O coronavírus impactou todos os mercados e setores econômicos do mundo, transformando as necessidades e demandas do consumidor de forma relevante. Os comportamentos estão mudando na mesma velocidade da evolução da doença. Um estudo do Instituto Qualibest apontou que 94% dos brasileiros mudaram os hábitos de higiene após o início da pandemia. O uso do álcool em gel cresceu 67%, seguido pela água sanitária (51%), desinfetante (47%) e sabonete líquido (42%).

Na arquitetura, o desafio é criar espaços para o home office – tendência que que veio para ficar, mesmo após a pandemia – e áreas sujas para evitar que vírus e bactérias entrem na casa. Uma outra novidade é o mobiliário com proteção antimicrobiana, que inibe a proliferação de bactérias em toda a superfície dos painéis de madeira. Hoje existe no mercado painéis resistentes a umidade, que possui proteção antibacteriana. Essa proteção cria uma barreira que elimina o crescimento de microrganismos e uma ampla gama de bactérias, não permitindo que se depositem nos produtos, mantendo a limpeza por mais tempo.
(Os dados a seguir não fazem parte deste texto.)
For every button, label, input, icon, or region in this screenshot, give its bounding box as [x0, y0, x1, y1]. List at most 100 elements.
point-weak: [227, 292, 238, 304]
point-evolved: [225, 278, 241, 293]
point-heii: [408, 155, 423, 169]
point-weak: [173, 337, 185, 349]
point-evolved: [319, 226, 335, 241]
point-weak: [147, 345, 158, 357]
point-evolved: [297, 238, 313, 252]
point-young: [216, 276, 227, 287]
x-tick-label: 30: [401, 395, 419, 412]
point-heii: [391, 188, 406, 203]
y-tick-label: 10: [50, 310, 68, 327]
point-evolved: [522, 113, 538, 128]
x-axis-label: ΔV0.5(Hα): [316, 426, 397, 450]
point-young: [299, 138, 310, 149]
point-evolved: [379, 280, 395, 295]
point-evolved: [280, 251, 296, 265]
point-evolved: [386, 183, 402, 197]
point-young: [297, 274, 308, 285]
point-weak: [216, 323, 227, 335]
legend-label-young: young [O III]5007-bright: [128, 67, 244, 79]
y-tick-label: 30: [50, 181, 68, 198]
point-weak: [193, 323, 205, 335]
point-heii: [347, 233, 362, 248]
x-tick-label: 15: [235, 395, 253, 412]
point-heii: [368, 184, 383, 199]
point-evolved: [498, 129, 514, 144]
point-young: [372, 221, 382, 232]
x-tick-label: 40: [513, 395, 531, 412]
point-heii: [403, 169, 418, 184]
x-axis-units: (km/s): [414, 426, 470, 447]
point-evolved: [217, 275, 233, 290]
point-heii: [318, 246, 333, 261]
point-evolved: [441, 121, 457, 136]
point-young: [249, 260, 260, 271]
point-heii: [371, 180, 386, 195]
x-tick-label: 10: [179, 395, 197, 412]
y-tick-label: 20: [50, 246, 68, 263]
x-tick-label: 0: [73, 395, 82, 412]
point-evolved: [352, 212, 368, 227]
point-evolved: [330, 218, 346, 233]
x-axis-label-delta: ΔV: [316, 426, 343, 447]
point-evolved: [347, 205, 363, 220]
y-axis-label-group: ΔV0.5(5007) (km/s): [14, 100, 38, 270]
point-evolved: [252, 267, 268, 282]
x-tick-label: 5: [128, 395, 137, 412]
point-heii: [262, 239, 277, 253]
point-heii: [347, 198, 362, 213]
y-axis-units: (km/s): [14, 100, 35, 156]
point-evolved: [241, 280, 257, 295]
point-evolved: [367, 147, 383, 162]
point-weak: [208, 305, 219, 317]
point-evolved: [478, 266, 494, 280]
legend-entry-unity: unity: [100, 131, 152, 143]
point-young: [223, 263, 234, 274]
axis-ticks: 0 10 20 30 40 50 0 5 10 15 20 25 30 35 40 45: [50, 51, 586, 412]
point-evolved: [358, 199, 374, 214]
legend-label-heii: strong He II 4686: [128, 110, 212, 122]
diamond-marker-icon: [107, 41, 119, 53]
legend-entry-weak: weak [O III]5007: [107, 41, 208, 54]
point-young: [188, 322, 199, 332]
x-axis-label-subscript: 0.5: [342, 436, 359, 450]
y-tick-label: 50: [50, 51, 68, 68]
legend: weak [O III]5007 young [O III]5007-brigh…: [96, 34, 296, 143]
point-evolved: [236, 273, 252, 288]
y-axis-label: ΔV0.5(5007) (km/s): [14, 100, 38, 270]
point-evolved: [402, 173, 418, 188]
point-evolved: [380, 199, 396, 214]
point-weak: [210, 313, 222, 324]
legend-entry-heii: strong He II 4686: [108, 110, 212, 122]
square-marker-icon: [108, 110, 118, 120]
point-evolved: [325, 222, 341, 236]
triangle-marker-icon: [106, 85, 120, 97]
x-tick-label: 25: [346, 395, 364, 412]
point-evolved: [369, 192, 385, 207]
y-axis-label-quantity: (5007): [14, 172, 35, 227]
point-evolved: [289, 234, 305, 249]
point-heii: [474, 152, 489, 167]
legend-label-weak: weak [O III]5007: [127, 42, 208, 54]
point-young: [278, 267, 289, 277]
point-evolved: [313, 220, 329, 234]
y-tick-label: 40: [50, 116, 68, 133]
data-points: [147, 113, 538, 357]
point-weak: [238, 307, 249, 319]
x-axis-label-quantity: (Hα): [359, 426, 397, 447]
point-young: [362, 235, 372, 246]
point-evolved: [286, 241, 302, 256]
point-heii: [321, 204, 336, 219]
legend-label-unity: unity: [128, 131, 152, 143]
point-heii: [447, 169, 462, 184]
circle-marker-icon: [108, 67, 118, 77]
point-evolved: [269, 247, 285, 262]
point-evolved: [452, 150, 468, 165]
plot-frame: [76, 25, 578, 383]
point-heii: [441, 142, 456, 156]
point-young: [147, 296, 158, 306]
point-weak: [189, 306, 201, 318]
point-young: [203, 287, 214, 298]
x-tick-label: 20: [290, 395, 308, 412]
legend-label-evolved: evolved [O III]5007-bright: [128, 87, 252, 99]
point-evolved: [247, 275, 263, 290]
Dessa forma, os produtos se mantem higienizados e mais saudáveis.  

Tecnologia e prevenção

A WGSN, líder em previsão de tendências, publicou um relatório da estrategista e editora Petah Marian, que aponta que as empresas devem trabalhar para criar estratégias que melhorem a sensação de segurança, bem-estar e promovam a calma. Para isso, a indústria trabalha de forma incansável para seguir oferecendo design, qualidade, inovação e saúde. O mesmo relatório aponta que, de acordo com a pesquisa da Nielsen, 49% dos consumidores estarão dispostos a pagar “um prêmio” por produtos com garantias de alta qualidade e padrões de segurança verificáveis pós pandemia.